Empirical Threshold Determination: The threshold γ in dynamic CoT still requires empirical setting, with adaptive strategies showing limited effectiveness
High Computational Overhead: VLMs have large parameter counts (2B+), resulting in higher inference costs than traditional methods
High CoT Data Cost: Generating high-quality CoT data requires substantial computational resources
This paper cites important works in multi-modal learning, vision-language models, and reasoning capabilities, providing solid theoretical foundations. Particularly noteworthy are representative models such as CLIP, GPT-4V, and InternVL, as well as recent advances in CoT reasoning.

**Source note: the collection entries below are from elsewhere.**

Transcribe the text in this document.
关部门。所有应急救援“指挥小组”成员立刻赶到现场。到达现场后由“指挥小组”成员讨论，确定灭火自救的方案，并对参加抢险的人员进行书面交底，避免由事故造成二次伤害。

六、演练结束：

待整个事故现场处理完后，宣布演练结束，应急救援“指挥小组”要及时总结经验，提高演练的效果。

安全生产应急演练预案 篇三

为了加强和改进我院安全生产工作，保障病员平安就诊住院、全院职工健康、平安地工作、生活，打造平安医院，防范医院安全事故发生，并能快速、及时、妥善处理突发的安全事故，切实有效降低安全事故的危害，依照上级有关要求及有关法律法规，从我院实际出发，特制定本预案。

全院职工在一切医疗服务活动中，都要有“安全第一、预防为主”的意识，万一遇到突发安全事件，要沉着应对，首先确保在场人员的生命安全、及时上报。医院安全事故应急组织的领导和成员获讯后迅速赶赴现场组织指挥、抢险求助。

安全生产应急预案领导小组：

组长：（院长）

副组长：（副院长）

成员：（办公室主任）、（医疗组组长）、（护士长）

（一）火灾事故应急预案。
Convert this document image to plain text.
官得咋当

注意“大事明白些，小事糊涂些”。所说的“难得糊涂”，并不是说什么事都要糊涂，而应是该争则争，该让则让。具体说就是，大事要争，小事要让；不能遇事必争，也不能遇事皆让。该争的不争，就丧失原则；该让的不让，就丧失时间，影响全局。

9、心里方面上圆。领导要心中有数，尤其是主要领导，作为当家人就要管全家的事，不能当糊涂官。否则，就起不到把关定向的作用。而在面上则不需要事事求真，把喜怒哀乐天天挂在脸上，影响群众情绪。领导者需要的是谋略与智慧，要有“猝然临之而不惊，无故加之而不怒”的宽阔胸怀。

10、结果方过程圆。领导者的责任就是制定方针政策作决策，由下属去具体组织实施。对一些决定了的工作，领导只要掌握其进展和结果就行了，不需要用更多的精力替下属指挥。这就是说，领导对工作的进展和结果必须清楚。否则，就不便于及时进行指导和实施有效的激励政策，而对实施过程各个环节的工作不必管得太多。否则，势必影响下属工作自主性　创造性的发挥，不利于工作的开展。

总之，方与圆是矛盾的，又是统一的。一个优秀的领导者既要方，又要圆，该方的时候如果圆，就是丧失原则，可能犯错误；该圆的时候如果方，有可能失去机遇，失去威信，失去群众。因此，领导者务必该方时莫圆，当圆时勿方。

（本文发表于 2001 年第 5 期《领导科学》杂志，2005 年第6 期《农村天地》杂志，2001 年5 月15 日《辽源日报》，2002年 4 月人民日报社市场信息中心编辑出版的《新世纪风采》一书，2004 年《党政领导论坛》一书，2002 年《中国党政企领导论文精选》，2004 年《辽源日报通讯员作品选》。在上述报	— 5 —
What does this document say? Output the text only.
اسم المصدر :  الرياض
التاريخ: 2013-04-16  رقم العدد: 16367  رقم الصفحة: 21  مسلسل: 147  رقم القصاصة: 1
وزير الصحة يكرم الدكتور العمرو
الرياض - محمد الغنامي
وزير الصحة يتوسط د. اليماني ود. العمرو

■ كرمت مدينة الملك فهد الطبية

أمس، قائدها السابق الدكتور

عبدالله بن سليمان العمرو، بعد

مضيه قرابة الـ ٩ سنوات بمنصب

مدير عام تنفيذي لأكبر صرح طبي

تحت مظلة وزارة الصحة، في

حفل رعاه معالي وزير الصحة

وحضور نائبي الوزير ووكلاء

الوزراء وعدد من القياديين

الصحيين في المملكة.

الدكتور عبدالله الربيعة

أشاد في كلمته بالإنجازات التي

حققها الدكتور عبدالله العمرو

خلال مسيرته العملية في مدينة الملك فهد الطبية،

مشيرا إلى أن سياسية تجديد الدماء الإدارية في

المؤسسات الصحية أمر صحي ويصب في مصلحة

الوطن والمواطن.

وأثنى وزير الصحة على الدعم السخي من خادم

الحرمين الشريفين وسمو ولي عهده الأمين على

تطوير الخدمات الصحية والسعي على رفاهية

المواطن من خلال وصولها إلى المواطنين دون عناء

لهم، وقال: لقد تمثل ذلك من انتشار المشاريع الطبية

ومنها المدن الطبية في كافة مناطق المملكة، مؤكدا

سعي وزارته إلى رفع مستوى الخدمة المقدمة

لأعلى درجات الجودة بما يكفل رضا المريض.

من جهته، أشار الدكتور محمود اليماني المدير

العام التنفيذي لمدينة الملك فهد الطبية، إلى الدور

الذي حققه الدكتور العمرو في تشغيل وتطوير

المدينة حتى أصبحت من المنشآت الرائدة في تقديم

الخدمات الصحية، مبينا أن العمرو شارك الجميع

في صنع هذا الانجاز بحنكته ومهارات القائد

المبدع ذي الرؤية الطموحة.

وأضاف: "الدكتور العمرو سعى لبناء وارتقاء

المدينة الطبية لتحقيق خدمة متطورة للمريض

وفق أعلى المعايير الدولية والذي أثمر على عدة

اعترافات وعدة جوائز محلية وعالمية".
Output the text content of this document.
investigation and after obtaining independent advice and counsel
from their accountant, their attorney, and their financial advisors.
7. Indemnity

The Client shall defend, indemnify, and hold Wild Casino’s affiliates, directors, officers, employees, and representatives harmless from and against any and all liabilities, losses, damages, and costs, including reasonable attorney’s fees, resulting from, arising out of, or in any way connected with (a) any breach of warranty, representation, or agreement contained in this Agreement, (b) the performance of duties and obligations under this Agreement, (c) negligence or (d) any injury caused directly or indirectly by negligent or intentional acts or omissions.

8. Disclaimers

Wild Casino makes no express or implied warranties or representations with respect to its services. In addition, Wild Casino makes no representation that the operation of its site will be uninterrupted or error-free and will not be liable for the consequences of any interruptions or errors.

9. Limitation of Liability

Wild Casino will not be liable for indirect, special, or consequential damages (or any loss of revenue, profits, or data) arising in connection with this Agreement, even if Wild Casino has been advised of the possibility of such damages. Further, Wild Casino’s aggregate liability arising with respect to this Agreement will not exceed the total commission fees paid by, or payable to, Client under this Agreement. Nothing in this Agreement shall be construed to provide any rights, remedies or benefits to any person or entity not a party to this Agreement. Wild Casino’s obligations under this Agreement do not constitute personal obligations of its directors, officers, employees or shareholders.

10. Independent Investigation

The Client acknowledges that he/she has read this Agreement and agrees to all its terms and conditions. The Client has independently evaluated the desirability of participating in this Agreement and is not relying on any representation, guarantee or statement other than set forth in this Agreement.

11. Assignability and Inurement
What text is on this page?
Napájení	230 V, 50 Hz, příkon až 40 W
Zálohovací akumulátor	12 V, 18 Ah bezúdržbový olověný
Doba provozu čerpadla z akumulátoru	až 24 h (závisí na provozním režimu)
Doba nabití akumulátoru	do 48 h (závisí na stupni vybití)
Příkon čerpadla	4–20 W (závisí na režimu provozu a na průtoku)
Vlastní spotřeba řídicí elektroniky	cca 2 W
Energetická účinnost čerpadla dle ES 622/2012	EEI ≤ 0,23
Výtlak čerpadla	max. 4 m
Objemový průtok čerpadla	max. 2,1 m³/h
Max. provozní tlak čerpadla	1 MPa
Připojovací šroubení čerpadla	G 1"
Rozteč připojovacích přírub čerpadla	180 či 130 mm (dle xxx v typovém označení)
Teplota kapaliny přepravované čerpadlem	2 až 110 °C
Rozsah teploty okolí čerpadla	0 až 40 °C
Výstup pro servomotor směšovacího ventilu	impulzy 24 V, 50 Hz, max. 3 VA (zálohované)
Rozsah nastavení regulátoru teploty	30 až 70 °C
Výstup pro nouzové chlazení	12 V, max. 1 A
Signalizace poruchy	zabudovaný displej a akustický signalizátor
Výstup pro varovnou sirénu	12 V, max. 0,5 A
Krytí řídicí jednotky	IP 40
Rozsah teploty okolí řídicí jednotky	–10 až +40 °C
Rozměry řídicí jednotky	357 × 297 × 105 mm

Overall Assessment: This is a high-quality applied research paper that accurately identifies practical problems, proposes effective solutions, and validates method effectiveness across multiple datasets. The dynamic CoT strategy design is ingenious, maintaining model reasoning capabilities while improving inference efficiency, demonstrating strong practical value. The paper's primary contribution lies in successfully applying VLMs to multi-modal keyphrase prediction tasks and proposing optimization strategies suitable for production environments.